In: Operations Management
Evaluate American Express in terms of its competitors. How well is it positioned? How has it changed over time? In what segments of its business does American Express face the most competition?
Prior to the 2007/2008 recession in US American Express was very well positioned in the financial services market. They have a long history in the travel services market but have been forced to modify their product lines as market has continued to change over time. Positioning is so important as it helps to differentiate it from its competitors, American Express has done an excellent job of this in their business lines .Examples include partnering with other companies to offer rewards such as the Delta Sky Miles, and working with select merchants by offering special discount rates when a customer uses their American Express card .Their positioning within their target markets has changed over time, many would argue the changes have weakened their positions. Threats that have contributed to this include increased regulation and compliance laws, and increase in the number of competitors .Also from the SWOT analysis the weaknesses identified include weak profit management when compared to one of their top competitors MasterCard and they have a competitive disadvantage because they do not offer debit cards like as their competitors do
Evaluate American Express’s integration of its various businesses. What recommendations would you make in order to maximize the contribution to equity of all its business units? At the same time, is the corporate brand sufficiently coherent?

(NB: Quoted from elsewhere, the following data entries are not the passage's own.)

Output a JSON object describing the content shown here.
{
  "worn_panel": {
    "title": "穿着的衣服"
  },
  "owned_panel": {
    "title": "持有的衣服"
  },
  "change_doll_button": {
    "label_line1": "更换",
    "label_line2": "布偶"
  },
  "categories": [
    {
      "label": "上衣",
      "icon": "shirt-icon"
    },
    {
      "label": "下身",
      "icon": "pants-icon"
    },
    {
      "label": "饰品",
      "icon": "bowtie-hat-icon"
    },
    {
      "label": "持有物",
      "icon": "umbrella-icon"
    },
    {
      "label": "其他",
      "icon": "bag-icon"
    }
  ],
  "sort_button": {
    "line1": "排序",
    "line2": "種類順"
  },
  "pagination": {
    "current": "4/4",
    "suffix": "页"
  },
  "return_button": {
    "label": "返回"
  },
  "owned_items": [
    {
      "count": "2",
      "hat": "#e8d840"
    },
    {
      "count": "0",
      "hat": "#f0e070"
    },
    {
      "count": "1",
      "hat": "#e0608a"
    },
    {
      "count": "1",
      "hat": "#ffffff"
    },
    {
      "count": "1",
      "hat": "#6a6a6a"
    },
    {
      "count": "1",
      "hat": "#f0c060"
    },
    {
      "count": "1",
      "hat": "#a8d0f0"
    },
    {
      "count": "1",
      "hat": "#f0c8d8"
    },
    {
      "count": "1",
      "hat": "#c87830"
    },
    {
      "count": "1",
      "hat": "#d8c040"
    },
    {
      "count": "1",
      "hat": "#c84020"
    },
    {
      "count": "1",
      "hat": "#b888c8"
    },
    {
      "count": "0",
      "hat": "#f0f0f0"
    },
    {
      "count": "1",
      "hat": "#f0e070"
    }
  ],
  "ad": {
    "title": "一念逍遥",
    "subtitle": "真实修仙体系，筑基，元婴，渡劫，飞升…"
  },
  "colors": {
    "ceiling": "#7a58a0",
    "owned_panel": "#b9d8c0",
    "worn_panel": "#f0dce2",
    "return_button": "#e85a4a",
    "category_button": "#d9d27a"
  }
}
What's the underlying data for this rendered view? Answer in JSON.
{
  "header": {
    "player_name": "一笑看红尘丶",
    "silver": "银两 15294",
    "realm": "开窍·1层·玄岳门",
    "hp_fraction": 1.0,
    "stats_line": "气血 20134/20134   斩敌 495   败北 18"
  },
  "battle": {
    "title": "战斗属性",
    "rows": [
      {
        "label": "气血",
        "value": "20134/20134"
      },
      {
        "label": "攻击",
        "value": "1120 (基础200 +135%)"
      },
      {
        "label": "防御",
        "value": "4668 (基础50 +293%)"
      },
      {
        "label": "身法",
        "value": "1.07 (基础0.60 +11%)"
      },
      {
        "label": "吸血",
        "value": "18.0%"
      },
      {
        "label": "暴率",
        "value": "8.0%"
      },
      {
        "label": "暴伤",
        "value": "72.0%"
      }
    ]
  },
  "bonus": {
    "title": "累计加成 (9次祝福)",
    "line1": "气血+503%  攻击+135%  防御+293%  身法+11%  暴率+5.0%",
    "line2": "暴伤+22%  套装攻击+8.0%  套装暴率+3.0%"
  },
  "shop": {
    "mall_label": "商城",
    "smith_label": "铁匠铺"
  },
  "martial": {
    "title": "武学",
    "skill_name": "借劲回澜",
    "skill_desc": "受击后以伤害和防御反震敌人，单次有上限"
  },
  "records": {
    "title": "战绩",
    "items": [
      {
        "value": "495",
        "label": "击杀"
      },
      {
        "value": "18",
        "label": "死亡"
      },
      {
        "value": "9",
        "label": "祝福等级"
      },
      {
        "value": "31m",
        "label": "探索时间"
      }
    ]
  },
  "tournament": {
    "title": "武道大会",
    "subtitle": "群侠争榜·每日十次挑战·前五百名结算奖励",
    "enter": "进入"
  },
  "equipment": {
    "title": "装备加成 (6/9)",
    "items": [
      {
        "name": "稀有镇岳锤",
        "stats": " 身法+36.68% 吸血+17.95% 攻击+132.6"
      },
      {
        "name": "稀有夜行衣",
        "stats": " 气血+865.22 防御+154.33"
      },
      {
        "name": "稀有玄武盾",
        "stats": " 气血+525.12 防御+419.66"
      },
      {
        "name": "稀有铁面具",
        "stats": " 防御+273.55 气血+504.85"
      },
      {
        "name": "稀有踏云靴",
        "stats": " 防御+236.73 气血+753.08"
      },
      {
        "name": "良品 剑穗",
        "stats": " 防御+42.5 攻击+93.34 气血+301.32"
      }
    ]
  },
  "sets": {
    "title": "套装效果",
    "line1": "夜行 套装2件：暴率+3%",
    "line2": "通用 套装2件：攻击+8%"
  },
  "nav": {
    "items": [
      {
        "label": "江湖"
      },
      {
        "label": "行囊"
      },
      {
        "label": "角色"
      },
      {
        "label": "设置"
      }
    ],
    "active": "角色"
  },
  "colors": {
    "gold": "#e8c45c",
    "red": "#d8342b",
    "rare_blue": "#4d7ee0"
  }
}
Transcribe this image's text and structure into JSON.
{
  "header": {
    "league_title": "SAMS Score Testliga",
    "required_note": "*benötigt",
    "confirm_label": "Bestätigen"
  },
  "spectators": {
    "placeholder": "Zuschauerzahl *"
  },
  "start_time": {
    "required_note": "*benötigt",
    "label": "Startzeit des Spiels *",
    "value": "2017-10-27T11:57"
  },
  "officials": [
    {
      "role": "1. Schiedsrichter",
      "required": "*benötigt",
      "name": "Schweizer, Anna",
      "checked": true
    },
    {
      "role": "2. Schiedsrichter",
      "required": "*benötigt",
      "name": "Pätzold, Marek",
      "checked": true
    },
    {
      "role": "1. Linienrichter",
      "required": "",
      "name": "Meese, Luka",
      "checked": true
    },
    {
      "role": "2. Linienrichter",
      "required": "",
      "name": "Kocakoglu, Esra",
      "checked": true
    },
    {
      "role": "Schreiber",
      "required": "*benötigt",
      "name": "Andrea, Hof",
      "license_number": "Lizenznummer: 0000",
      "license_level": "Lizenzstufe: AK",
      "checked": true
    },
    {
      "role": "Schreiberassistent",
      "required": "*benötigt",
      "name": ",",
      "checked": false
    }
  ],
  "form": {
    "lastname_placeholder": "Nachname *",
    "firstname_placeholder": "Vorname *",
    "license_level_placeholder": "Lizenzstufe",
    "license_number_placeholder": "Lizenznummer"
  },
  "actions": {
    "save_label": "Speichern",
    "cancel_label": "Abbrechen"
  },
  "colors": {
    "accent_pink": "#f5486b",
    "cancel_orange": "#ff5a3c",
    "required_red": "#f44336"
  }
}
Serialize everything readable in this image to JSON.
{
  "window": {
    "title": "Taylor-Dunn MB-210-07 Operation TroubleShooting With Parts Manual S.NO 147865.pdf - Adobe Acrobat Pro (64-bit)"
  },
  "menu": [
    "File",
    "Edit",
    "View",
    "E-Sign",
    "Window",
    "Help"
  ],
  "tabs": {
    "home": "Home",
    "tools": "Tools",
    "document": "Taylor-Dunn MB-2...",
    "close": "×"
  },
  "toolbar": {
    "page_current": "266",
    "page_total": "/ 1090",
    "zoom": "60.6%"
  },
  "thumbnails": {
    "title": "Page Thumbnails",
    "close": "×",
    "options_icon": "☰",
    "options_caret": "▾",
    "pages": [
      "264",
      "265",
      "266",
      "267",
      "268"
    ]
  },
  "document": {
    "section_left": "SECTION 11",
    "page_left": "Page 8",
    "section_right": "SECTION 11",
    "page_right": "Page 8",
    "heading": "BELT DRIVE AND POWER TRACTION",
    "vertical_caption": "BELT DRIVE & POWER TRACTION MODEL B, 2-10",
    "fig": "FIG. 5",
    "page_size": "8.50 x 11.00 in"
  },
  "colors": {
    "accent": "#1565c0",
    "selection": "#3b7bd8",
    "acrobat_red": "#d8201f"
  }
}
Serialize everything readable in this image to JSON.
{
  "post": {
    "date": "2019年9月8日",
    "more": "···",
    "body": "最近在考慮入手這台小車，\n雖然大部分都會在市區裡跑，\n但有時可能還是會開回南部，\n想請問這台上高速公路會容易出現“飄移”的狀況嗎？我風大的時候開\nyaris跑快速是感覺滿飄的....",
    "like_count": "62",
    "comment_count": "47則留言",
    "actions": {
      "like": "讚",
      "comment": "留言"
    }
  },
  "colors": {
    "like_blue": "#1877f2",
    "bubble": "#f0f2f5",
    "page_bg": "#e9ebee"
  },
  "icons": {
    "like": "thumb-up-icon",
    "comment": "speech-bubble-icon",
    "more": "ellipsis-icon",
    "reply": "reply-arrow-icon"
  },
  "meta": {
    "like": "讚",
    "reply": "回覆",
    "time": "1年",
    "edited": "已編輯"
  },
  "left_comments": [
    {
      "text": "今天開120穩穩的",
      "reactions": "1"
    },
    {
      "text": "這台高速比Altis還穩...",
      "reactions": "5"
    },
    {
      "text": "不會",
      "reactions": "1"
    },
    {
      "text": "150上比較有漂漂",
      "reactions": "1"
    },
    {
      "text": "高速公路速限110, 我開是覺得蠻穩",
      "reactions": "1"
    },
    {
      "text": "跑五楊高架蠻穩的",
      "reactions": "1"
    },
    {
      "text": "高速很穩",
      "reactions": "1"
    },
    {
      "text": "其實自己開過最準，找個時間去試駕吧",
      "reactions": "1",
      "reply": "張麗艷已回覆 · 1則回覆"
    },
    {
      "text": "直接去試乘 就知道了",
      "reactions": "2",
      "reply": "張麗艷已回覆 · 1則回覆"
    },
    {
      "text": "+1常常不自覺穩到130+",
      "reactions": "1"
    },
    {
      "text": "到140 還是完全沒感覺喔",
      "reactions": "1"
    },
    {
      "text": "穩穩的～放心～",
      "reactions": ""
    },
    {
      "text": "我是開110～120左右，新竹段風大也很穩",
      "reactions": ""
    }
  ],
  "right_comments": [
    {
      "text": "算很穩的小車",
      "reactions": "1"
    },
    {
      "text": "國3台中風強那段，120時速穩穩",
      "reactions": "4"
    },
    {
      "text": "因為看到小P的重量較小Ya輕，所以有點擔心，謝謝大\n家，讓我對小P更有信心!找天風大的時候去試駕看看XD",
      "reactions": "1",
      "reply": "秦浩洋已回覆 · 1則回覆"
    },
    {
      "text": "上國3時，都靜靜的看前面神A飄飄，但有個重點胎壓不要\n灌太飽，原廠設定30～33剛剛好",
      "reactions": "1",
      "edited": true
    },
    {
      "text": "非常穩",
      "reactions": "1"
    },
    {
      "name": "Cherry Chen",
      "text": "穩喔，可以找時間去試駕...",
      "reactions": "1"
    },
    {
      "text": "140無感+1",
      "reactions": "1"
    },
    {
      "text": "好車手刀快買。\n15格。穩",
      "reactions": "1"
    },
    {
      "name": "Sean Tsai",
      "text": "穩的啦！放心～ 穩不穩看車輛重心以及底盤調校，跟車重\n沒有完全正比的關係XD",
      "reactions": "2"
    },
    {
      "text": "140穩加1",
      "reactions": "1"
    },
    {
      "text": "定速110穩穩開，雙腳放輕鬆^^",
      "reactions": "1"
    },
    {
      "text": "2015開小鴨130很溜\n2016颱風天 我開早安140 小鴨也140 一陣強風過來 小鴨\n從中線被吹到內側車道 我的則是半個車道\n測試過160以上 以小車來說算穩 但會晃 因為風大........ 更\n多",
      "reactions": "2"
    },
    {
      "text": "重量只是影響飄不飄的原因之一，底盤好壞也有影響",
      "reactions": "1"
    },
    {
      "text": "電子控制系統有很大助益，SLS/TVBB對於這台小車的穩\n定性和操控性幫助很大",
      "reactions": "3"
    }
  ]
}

American Express created the first internationally accepted “Travelers Cheque” in 1891, which used the same signature security system and exchange rate guarantees employed today. In the 1960s and 1970s, American Express stepped up its marketing efforts in response to strong competition from Master Charge and Bank Americard .Ad agency Ogilvy & Mather created the now-famous “Don’t Leave Home Without It” During the 1980s, American Express expanded into a variety of financial categories, including brokerage services, banking, and insurance, by acquiring a number of companies such as Lehman Brothers Kuhn Loeb Inc. and E. F. Hutton & Co. American Express also responded to Visa and MasterCard’s increased pressure in the mid-1990s by re- branding its Small Business Services division as “OPEN: The Small Business Network” and adding benefits such as flexible payments as well as special offers, partner- ships, and resources for small businesses. The brand represents so much more than a logo, and that’s especially true for your users. Developing a strong and dynamic brand creates a solid foundation for your company, but the success of that brand over the long term depends on your brand equity. The first level of brand equity deals with your brand’s identity and how people recognize it. Salience refers to the prominence of your brand and whether or not it stands out. You need to have an accurate understanding of what your customers think of your brand, true or otherwise.Customers are going to judge based on their personal experiences and what they hear. And while you can’t possibly make sure every last person has a positive experience, but you can do damage control by making sure you respond in a positive way, show that you’re listening. Own up to your mistakes and fix what can be fixed, address complaints responsibly and appropriately. Give yourself a chance to actively reshape how customers think and feel about your brand because their opinions are necessary for a brand’s success.
Discuss the company’s decision to grow beyond its core affluent consumer base. What did this do for the company and the brand?
Things turned for the worse as the global economy collapsed in 2008 and 2009, significantly dampening American Express’s financial results. The company’s stock price fell 64 percent in 2008 caused by numerous problems, including increased default payments, weaker billings, and higher credit losses. In addition, many analysts agreed the company “grew too fast from 2005–2007.” The company had changed its core strategy of targeting wealthier, low-risk consumers with a prestigious brand and valuable rewards in order to increase its total number of card members. It’s newer products, which allowed consumers to carry over a balance and pay only the interest, came back to hurt American Express’s bot- tom line during the recession. Despite these disappointing financial results, Business Week and Inter brand ranked American Express the fifteenth “Most Valuable Brand in the World” and
Fortune ranked it one of the top 30 “Most Admired Companies.” This brand value was a testament not only to the company’s product and marketing innovation but also to its commitment to providing customers with outstanding service at any location in the world at any time of day. Today, American Express offers a variety of different personal cards as well as small business and corporate cards, each with a different level of customer service, fees, re- wards, spending limits, and special access or services.